勝ちたい心

 以前、レヴィナス研究者の内田樹氏に、私も参加しているある研究会で話して頂いた。でも、その話の内容は全部忘れた。ただ、今も記憶しているのは、話がおわったあとの雑談で氏が言った、
「私は知り合いになるとまずいことになる人が分かる。だから、そういう人には近づかない。」
という言葉だった。氏が正確にそう言ったかどうかは忘れたが、だいたいそういう内容だったと思う。
 なぜこれを覚えているかというと、私には、知り合いになるとまずいことになる人が分からないからだ。だから、若い頃は、いつもそういう人と知り合いになって、ひどいことになっていた。今もそれは変わらない。ただ、今は若い頃とちがって、これは私の運命だと思ってあきらめている。
 しかし、最近は、その知り合いになるとまずいことになる人というのがどういう人であるのかがだいたい分かってきた。
 それは、負けん気の強い人だ。そういう人は世間話をしていても、私に勝とうとする。じつにめんどくさい。人生勝ち負けではないだろ、そうその人に言ってもいいが、そういうことを言うと、火に油をそそぐ風になるので言えない。
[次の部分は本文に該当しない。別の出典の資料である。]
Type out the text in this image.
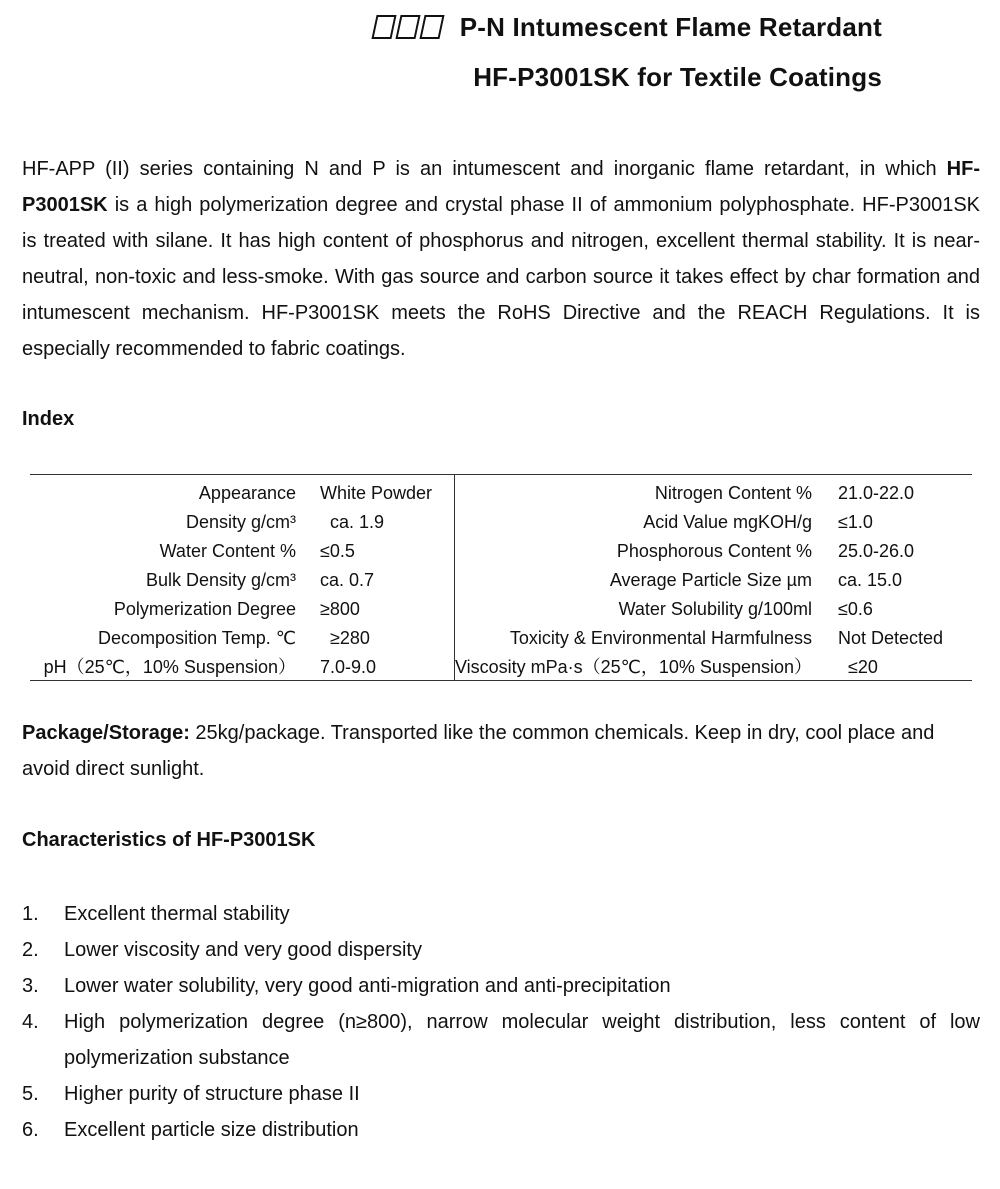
P-N Intumescent Flame Retardant
HF-P3001SK for Textile Coatings

HF-APP (II) series containing N and P is an intumescent and inorganic flame retardant, in which HF-P3001SK is a high polymerization degree and crystal phase II of ammonium polyphosphate. HF-P3001SK is treated with silane. It has high content of phosphorus and nitrogen, excellent thermal stability. It is near-neutral, non-toxic and less-smoke. With gas source and carbon source it takes effect by char formation and intumescent mechanism. HF-P3001SK meets the RoHS Directive and the REACH Regulations. It is especially recommended to fabric coatings.

Index
Appearance White Powder
Density g/cm³ ca. 1.9
Water Content % ≤0.5
Bulk Density g/cm³ ca. 0.7
Polymerization Degree ≥800
Decomposition Temp. ℃ ≥280
pH（25℃，10% Suspension） 7.0-9.0
Nitrogen Content % 21.0-22.0
Acid Value mgKOH/g ≤1.0
Phosphorous Content % 25.0-26.0
Average Particle Size µm ca. 15.0
Water Solubility g/100ml ≤0.6
Toxicity & Environmental Harmfulness Not Detected
Viscosity mPa·s（25℃，10% Suspension） ≤20

Package/Storage: 25kg/package. Transported like the common chemicals. Keep in dry, cool place and avoid direct sunlight.

Characteristics of HF-P3001SK
1. Excellent thermal stability
2. Lower viscosity and very good dispersity
3. Lower water solubility, very good anti-migration and anti-precipitation
4. High polymerization degree (n≥800), narrow molecular weight distribution, less content of low polymerization substance
5. Higher purity of structure phase II
6. Excellent particle size distribution
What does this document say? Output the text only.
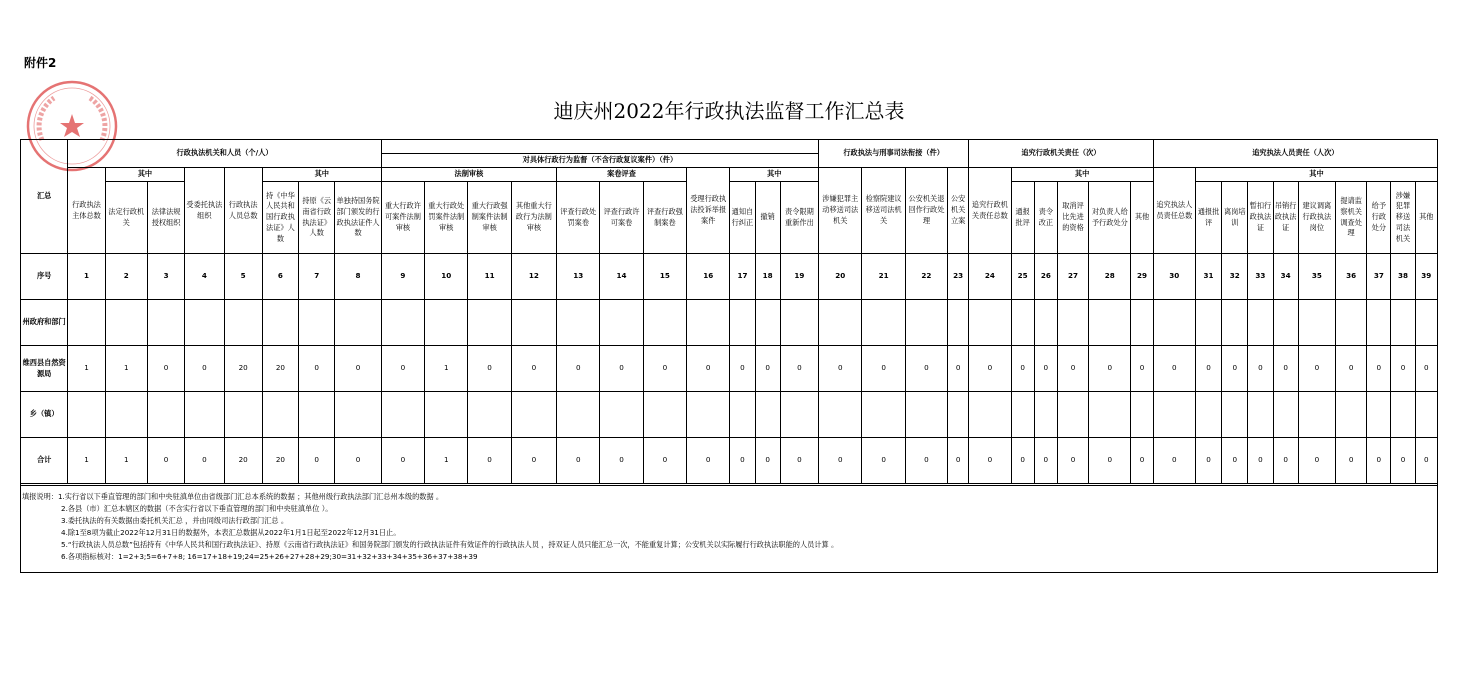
附件2
迪庆州2022年行政执法监督工作汇总表
汇总	行政执法机关和人员（个/人）																			行政执法与刑事司法衔接（件）				追究行政机关责任（次）						追究执法人员责任（人次）									
									对具体行政行为监督（不含行政复议案件）（件）																														
	行政执法主体总数	其中		受委托执法组织	行政执法人员总数	其中			法制审核				案卷评查			受理行政执法投诉举报案件	其中			涉嫌犯罪主动移送司法机关	检察院建议移送司法机关	公安机关退回作行政处理	公安机关立案	追究行政机关责任总数	其中					追究执法人员责任总数	其中								
		法定行政机关	法律法规授权组织			持《中华人民共和国行政执法证》人数	持原《云南省行政执法证》人数	单独持国务院部门颁发的行政执法证件人数	重大行政许可案件法制审核	重大行政处罚案件法制审核	重大行政强制案件法制审核	其他重大行政行为法制审核	评查行政处罚案卷	评查行政许可案卷	评查行政强制案卷		通知自行纠正	撤销	责令限期重新作出						通报批评	责令改正	取消评比先进的资格	对负责人给予行政处分	其他		通报批评	离岗培训	暂扣行政执法证	吊销行政执法证	建议调离行政执法岗位	提请监察机关调查处理	给予行政处分	涉嫌犯罪移送司法机关	其他
序号	1	2	3	4	5	6	7	8	9	10	11	12	13	14	15	16	17	18	19	20	21	22	23	24	25	26	27	28	29	30	31	32	33	34	35	36	37	38	39
州政府和部门																																							
维西县自然资源局	1	1	0	0	20	20	0	0	0	1	0	0	0	0	0	0	0	0	0	0	0	0	0	0	0	0	0	0	0	0	0	0	0	0	0	0	0	0	0
乡（镇）																																							
合计	1	1	0	0	20	20	0	0	0	1	0	0	0	0	0	0	0	0	0	0	0	0	0	0	0	0	0	0	0	0	0	0	0	0	0	0	0	0	0
填报说明：1.实行省以下垂直管理的部门和中央驻滇单位由省级部门汇总本系统的数据 ；其他州级行政执法部门汇总州本级的数据 。
2.各县（市）汇总本辖区的数据（不含实行省以下垂直管理的部门和中央驻滇单位 ）。
3.委托执法的有关数据由委托机关汇总 ，并由同级司法行政部门汇总 。
4.除1至8项为截止2022年12月31日的数据外，本表汇总数据从2022年1月1日起至2022年12月31日止。
5.“行政执法人员总数”包括持有《中华人民共和国行政执法证》、持原《云南省行政执法证》和国务院部门颁发的行政执法证件有效证件的行政执法人员 ，持双证人员只能汇总一次，不能重复计算；公安机关以实际履行行政执法职能的人员计算 。
6.各项指标核对：1=2+3;5=6+7+8; 16=17+18+19;24=25+26+27+28+29;30=31+32+33+34+35+36+37+38+39
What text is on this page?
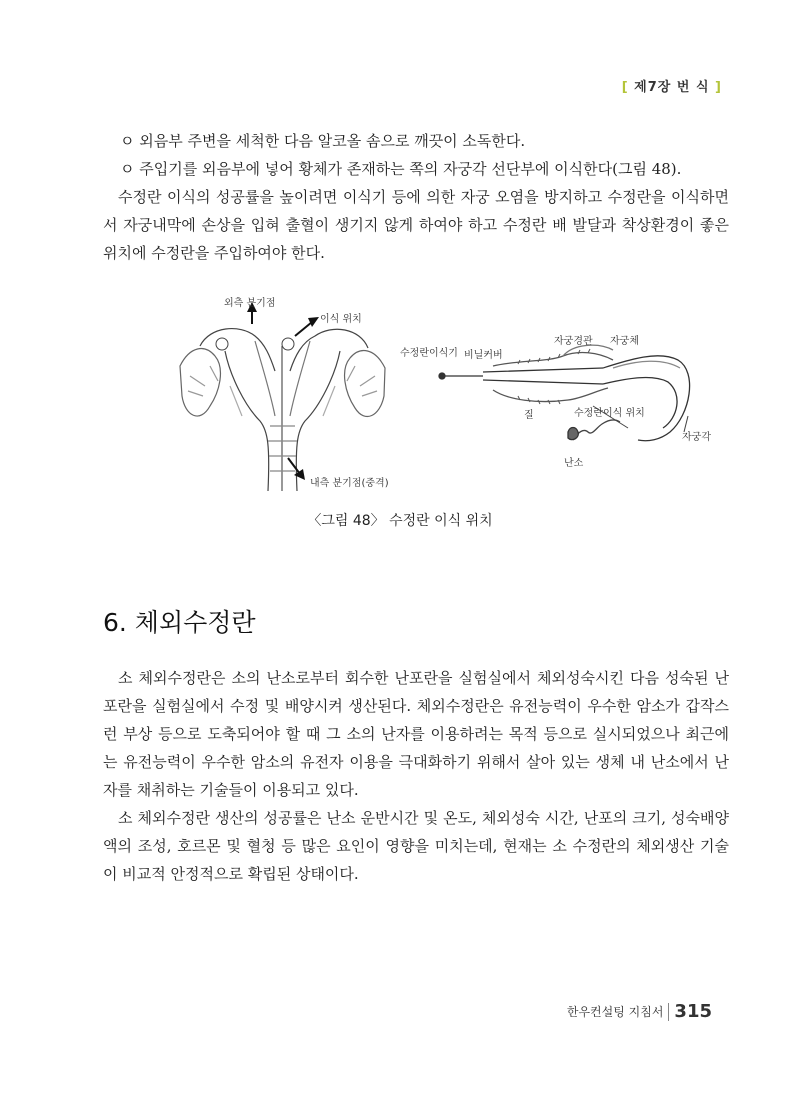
[ 제7장 번 식 ]

ㅇ 외음부 주변을 세척한 다음 알코올 솜으로 깨끗이 소독한다.

ㅇ 주입기를 외음부에 넣어 황체가 존재하는 쪽의 자궁각 선단부에 이식한다(그림 48).

수정란 이식의 성공률을 높이려면 이식기 등에 의한 자궁 오염을 방지하고 수정란을 이식하면서 자궁내막에 손상을 입혀 출혈이 생기지 않게 하여야 하고 수정란 배 발달과 착상환경이 좋은 위치에 수정란을 주입하여야 한다.

외측 분기점
이식 위치
내측 분기점(중격)
수정란이식기 비닐커버
자궁경관 자궁체
질	수정란이식 위치
자궁각
난소
〈그림 48〉 수정란 이식 위치
6. 체외수정란

소 체외수정란은 소의 난소로부터 회수한 난포란을 실험실에서 체외성숙시킨 다음 성숙된 난포란을 실험실에서 수정 및 배양시켜 생산된다. 체외수정란은 유전능력이 우수한 암소가 갑작스런 부상 등으로 도축되어야 할 때 그 소의 난자를 이용하려는 목적 등으로 실시되었으나 최근에는 유전능력이 우수한 암소의 유전자 이용을 극대화하기 위해서 살아 있는 생체 내 난소에서 난자를 채취하는 기술들이 이용되고 있다.

소 체외수정란 생산의 성공률은 난소 운반시간 및 온도, 체외성숙 시간, 난포의 크기, 성숙배양액의 조성, 호르몬 및 혈청 등 많은 요인이 영향을 미치는데, 현재는 소 수정란의 체외생산 기술이 비교적 안정적으로 확립된 상태이다.

한우컨설팅 지침서 315
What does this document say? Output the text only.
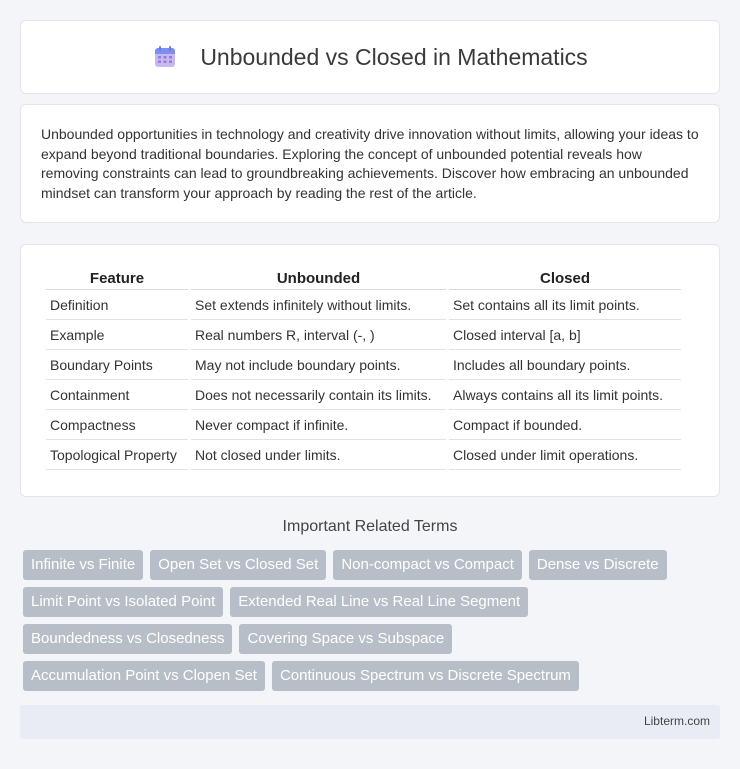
Unbounded vs Closed in Mathematics

Unbounded opportunities in technology and creativity drive innovation without limits, allowing your ideas to expand beyond traditional boundaries. Exploring the concept of unbounded potential reveals how removing constraints can lead to groundbreaking achievements. Discover how embracing an unbounded mindset can transform your approach by reading the rest of the article.

Feature	Unbounded	Closed
Definition	Set extends infinitely without limits.	Set contains all its limit points.
Example	Real numbers R, interval (-, )	Closed interval [a, b]
Boundary Points	May not include boundary points.	Includes all boundary points.
Containment	Does not necessarily contain its limits.	Always contains all its limit points.
Compactness	Never compact if infinite.	Compact if bounded.
Topological Property	Not closed under limits.	Closed under limit operations.
Important Related Terms
Infinite vs Finite	Open Set vs Closed Set	Non-compact vs Compact	Dense vs Discrete
Limit Point vs Isolated Point	Extended Real Line vs Real Line Segment
Boundedness vs Closedness	Covering Space vs Subspace
Accumulation Point vs Clopen Set	Continuous Spectrum vs Discrete Spectrum
Libterm.com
 もっとも、こういう負けん気がぎらぎらと表面に出る人はまだいい。困るのは、おっとり、にこにこしながら、その負けん気を胸の奥に秘めている人だ。こういう人は突然不機嫌になったりする。いろいろ聞いてみると、こちらの態度が傲慢だという。そんなつもりで言ったのではない、と言っても了解してもらえない。というようなことが、時々ある。
 しかし、いちばん困るのは、ライバルなしには一日も過ごせない、病的と言ってもいいほど負けん気の強い人だ。こういう人は自分を元気づけるために、いつもライバルを探す。そして、そのライバルと競い合いながら元気になろうとする。まるで隣人を精力剤みたいに思っている。こういう人はライバルがいないと、塩をあびたナメクジみたいになるのだろう。こういう人につかまると逃げ出せなくなる。
 私はこういう人たちを避けながら生きたいのだが、人生はそんなに甘くないみたいだ。